Eu sou uma atriz para mim mesma. Eu finjo que sou determinada pessoa mas na realidade não sou nada.”

“ Prisão, liberdade. São essas as palavras que me ocorrem. No entanto não são as verdadeiras, únicas e insubstituíveis, sinto-o. Liberdade é pouco. O que desejo ainda não tem nome. – Sou pois um brinquedo a quem dão corda e que terminada esta não encontrará vida própria, mais profunda. Procurar tranqüilamente admitir que talvez só a encontre se for buscá-la nas fontes pequenas. Ou senão morrerei de sede. Talvez não tenha sido feita para as águas puras e largas, mas para as pequenas e de fácil acesso. E talvez meu desejo de outra fonte, essa ânsia que me dá ao rosto um ar de quem caça para se alimentar, talvez essa ânsia seja uma idéia – e nada mais. Porém – os raros instantes que às vezes consigo de suficiência, de vida cega, de alegria tão intensa e tão serena como o canto de um órgão – esses instantes não provam que sou capaz de satisfazer minha busca e que esta é sede de todo um ser e não apenas uma idéia? Além do mais, a idéia é a verdade! Grito-me. (...)


Perto do coração selvagem mostra a reação à disciplina enquanto disciplina. As coisas não estão porque estão. Não são porque são. Otávio, o marido, tem nome. Lúcia, a amante, tem nome. O amante não tem. Seria o quê? Quem? Víbora? Por não aceitar as regras pré-estabelecidas pelo adulto? Víbora por questionar a professora, o professor, sobre ser feliz ou não? Depois de ser feliz o que acontece?

Bom é viver. Mau é não viver. É morrer? Não não. Mau é não viver, só isso. Morrer já é outra coisa. Morrer é diferente do bom e do mau.

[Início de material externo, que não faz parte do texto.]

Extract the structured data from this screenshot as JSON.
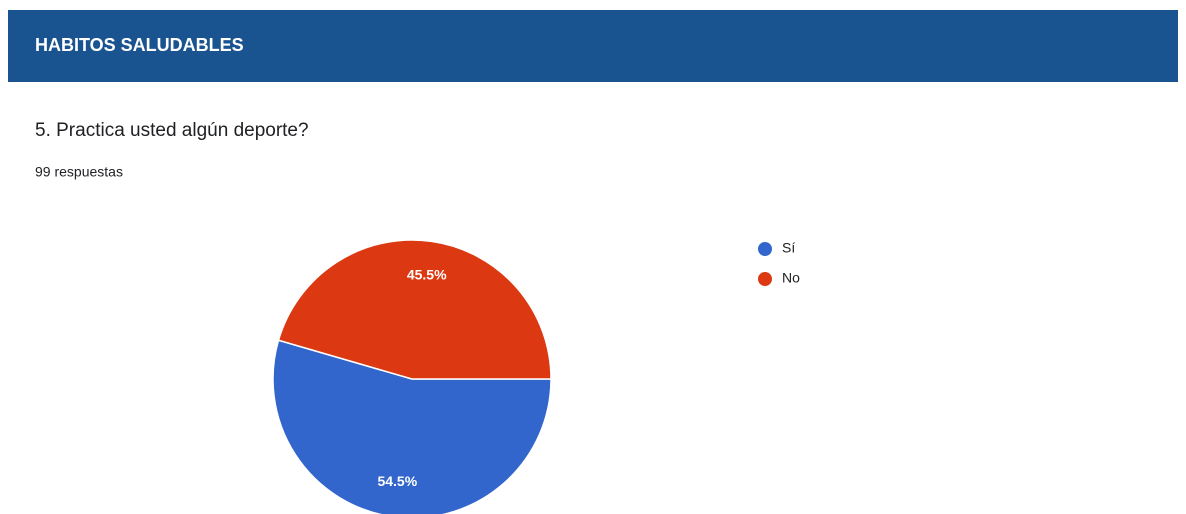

Víbora por não sentir remorsos de atos incoerentes-coerentes? Por aceitar a amante? Por desestruturar sem desejar ou desejar desestruturar sem querer, ou mesmo, atavicamente, desestruturar? Desestruturar tudo? Tudo: escola, família, Deus, relação humana. Tudo. Vida--morte, morte-vida. Sentir e não se entender. Ter sensações, ser sensações, misturas, o tempo, o vazio, tudo e nada. Uma criança que percebe além do mundo adulto e se aturde. Tudo é nada. Não. Não havia o tudo. Não havia o nada. Não havia. Só o corpo. As sensações. O tempo. Estranho. Lento e rápido. Sem tempo. Basta se cumprir. Criador(a) e criatura.

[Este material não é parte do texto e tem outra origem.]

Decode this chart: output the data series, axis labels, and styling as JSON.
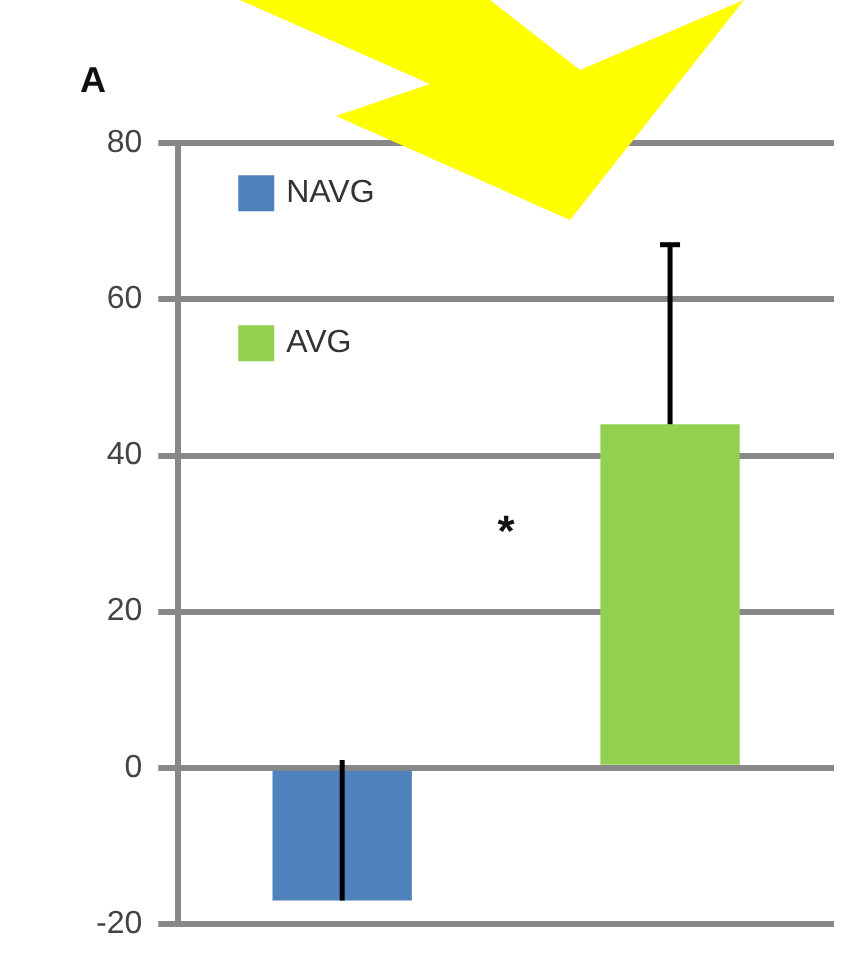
{
  "chart_data": {
    "type": "bar",
    "title": "A",
    "categories": [
      null,
      null
    ],
    "series": [
      {
        "name": "NAVG",
        "color": "#4f81bd",
        "values": [
          -17,
          null
        ],
        "errors": [
          [
            -17,
            1
          ],
          null
        ]
      },
      {
        "name": "AVG",
        "color": "#92d050",
        "values": [
          null,
          44
        ],
        "errors": [
          null,
          [
            44,
            67
          ]
        ]
      }
    ],
    "ylim": [
      -20,
      80
    ],
    "yticks": [
      -20,
      0,
      20,
      40,
      60,
      80
    ],
    "grid": "y",
    "legend": "top left",
    "annotations": [
      "*"
    ]
  }
}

Não há propriamente mistério, senão o da vida, em profundidade e em superfície.”

Importante somente o texto. Nem a vida. Morte-sem-medo. Um cavalo novo.

“... não haverá nenhum espaço dentro de mim para eu saber que existe o tempo, os homens, as dimensões, não haverá nenhum espaço dentro de mim para notar sequer que estarei criando instante por instante, não instante por instante: sempre fundido, porque então viverei, só então viverei maior do que na infância, serei brutal e malfeita como uma pedra, serei leve e vaga como o que se sente e não se entende, me ultrapassarei em ondas, ah, Deus, e que tudo venha e caia sobre mim, até a incompreensão de mim mesma em certos momentos brancos porque basta me cumprir e então nada impedirá meu caminho até a morte-sem-medo, de qualquer luta ou descanso me levantarei forte e bela como um cavalo novo.”